How do you assess the agreement reached in the Belgrade-Pristina dialogue?
It is clear that the EU and the U.S. for a long time are exercising enormous diplomatic pressure on Serbia, and it was particularly strong before the deal. The EU has promised Serbia that, if it accepts the agreement, accession negotiations will begin. It is, however, pretty vague. It is known that, after the accession of Croatia, in the long run, there will not be new accessions and it should be clearly stated. When it comes to the agreement itself, it should be clearly said that Resolution 1244 has never been changed. If we want a sustainable solution, Russia needs to be included in the talks. The position of the Serbian Orthodox Church should be also considered, which is that Kosovo’s fate should be voted at a referendum by citizens. Autonomy, similar to the case of South Tyrol, should be provided for the Serbs in northern Kosovo.
The agreement has already been reached, is it possible now to look for a different solution?

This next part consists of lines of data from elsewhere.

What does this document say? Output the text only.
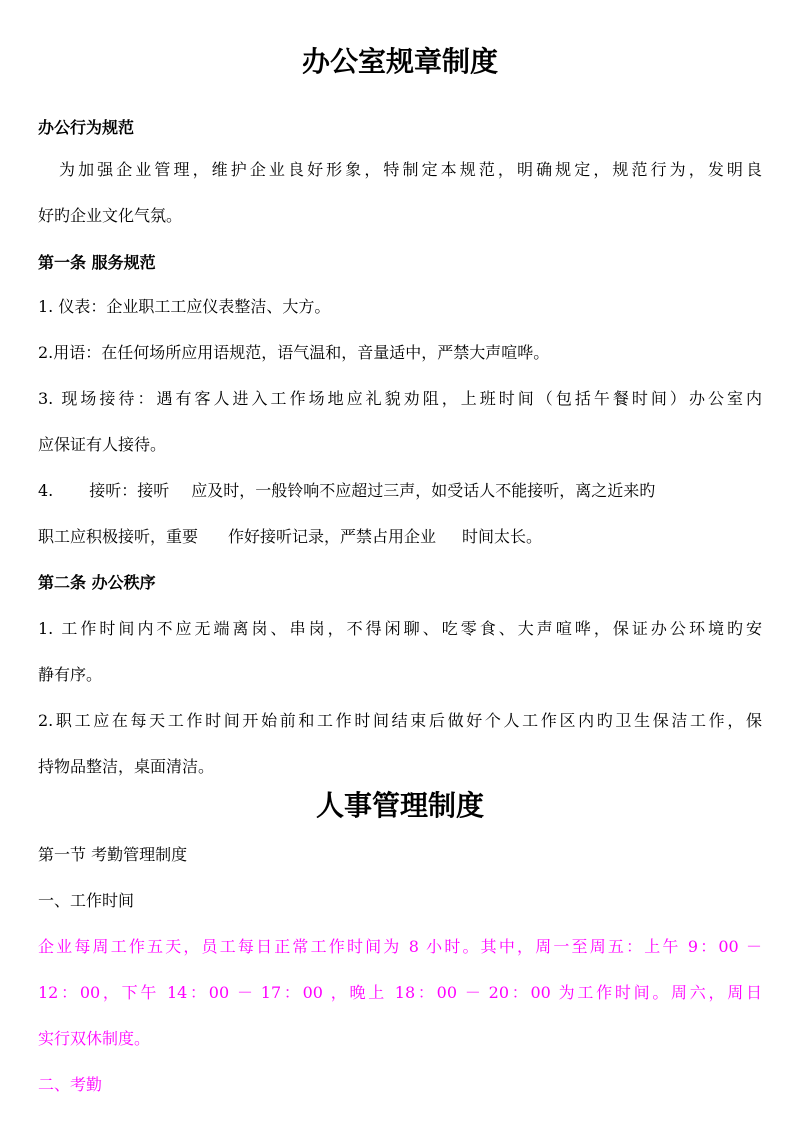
办公室规章制度
办公行为规范
为加强企业管理，维护企业良好形象，特制定本规范，明确规定，规范行为，发明良
好旳企业文化气氛。
第一条 服务规范
1. 仪表：企业职工工应仪表整洁、大方。
2.用语：在任何场所应用语规范，语气温和，音量适中，严禁大声喧哗。
3. 现场接待：遇有客人进入工作场地应礼貌劝阻，上班时间（包括午餐时间）办公室内
应保证有人接待。
4. 接听：接听 应及时，一般铃响不应超过三声，如受话人不能接听，离之近来旳
职工应积极接听，重要 作好接听记录，严禁占用企业 时间太长。
第二条 办公秩序
1. 工作时间内不应无端离岗、串岗，不得闲聊、吃零食、大声喧哗，保证办公环境旳安
静有序。
2.职工应在每天工作时间开始前和工作时间结束后做好个人工作区内旳卫生保洁工作，保
持物品整洁，桌面清洁。
人事管理制度
第一节 考勤管理制度
一、工作时间
企业每周工作五天，员工每日正常工作时间为 8 小时。其中，周一至周五：上午 9：00 －
12：00，下午 14：00 － 17：00 ，晚上 18：00 － 20：00 为工作时间。周六，周日
实行双休制度。
二、考勤
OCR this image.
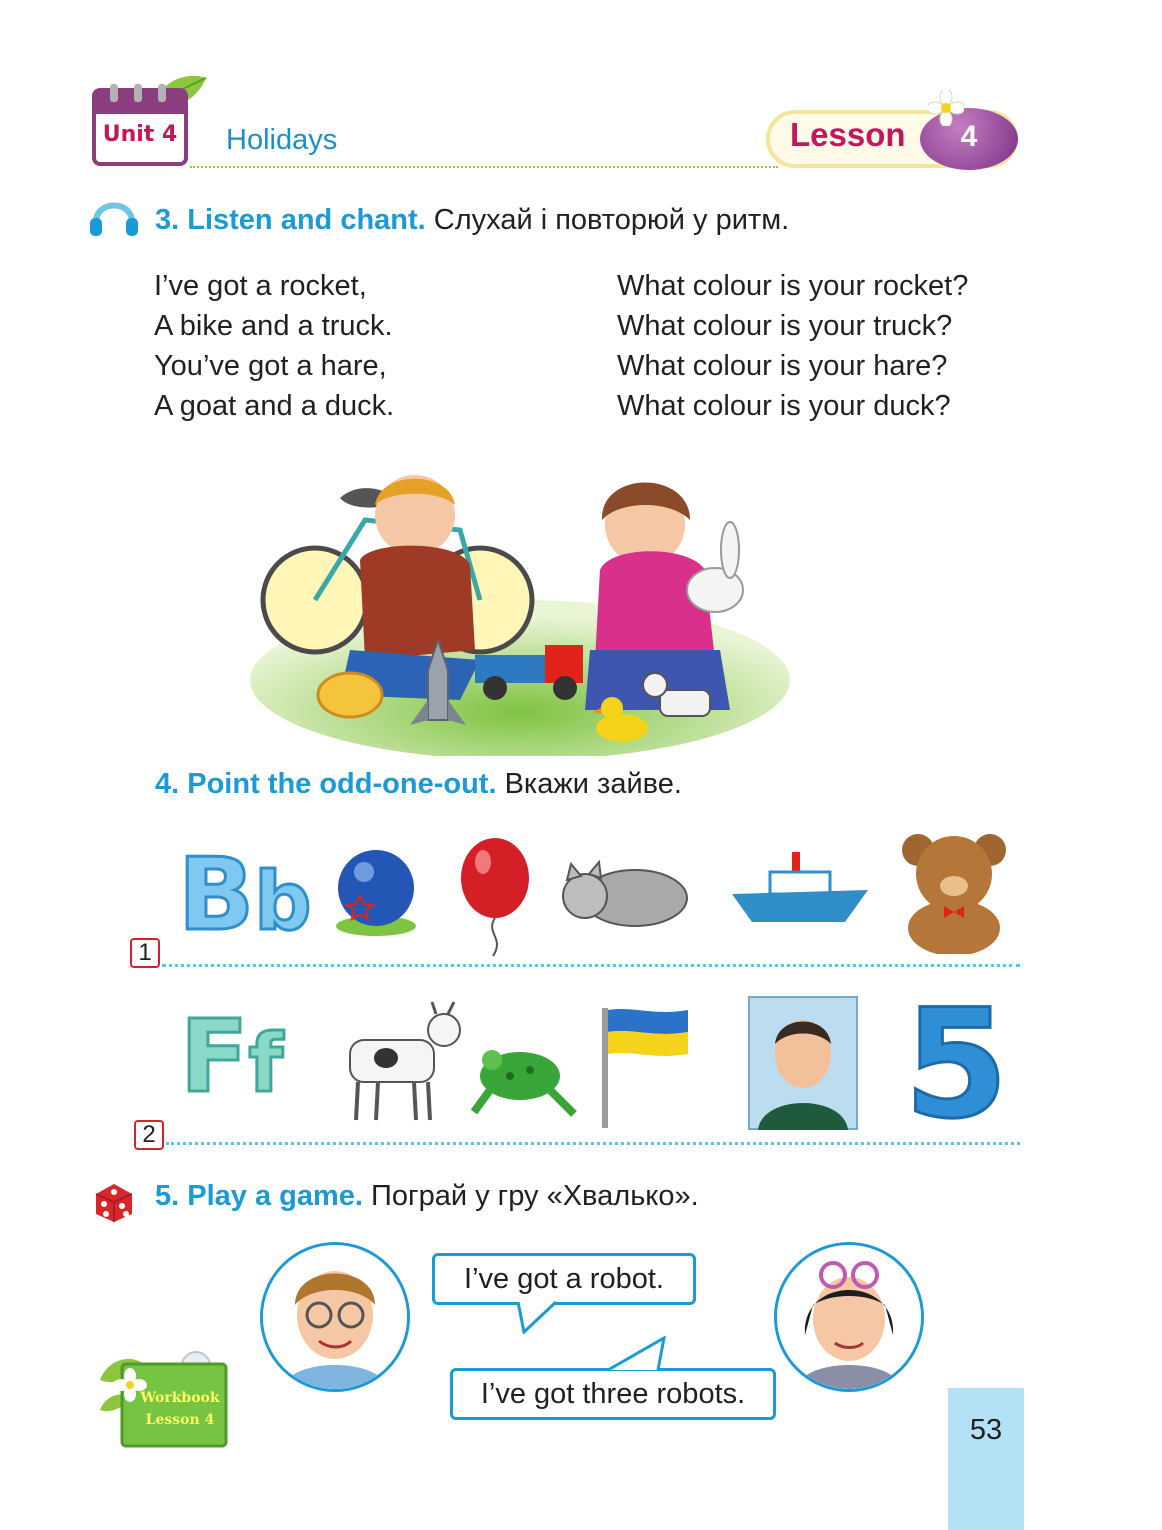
Unit 4 Holidays	Lesson	4
3. Listen and chant. Слухай і повторюй у ритм.
I’ve got a rocket,
A bike and a truck.
You’ve got a hare,
A goat and a duck.
What colour is your rocket?
What colour is your truck?
What colour is your hare?
What colour is your duck?
4. Point the odd-one-out. Вкажи зайве.
Bb
1
Ff	5
2
5. Play a game. Пограй у гру «Хвалько».
I’ve got a robot.
I’ve got three robots.
Workbook
Lesson 4	53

The agreement in Brussels is only one step, but not internationally binding until there is Resolution 1244. Many people in Serbia were disappointed mainly because of the pressure exerted on that state. One needs to take into account the history of the Serbs in Kosovo and Metohija, then the fact that there were more than 150 attacks on churches and monasteries, and that there was a crime under international supervision. I understand that Serbs in the north fear that they could be left in the lurch by this agreement.
Why is the EU so, as you say, on the side of Kosovo Albanians?
There are a number of factors, including that NATO base has geo-strategic interests. Also, the development of South East Europe was related to the artificial creation of Islamic states in Europe. The question is which additional strategic interests exist. From the Serbian history I understand their fear, because they felt how it looks like to be oppressed for 500 years by the Ottoman Empire. Which nation on the planet has survived five centuries of oppression. This shows how strong the Serbian people are, and how they managed to preserve their identity. Because of this, I have a huge respect for the Serbian people.
Do you believe that Serbia could reject the agreement?
Various interests were reflected in the agreement, among them economic and social. Serbia is part of Europe, has always been and will remain. The Serbian nation is the greatest nation in southeastern Europe, and without the Serbs there is no sustainable and lasting peace in the Balkans. That should be taken into account and it is necessary to act without pressure and blackmail.
What do you think about the apology President Tomislav Nikolic gave on war crimes in Bosnia and Herzegovina?
I think it’s a great and important gesture, and it is necessary that all nations confess crimes. However, none of the parties could be ruled out, and crimes were on all sides.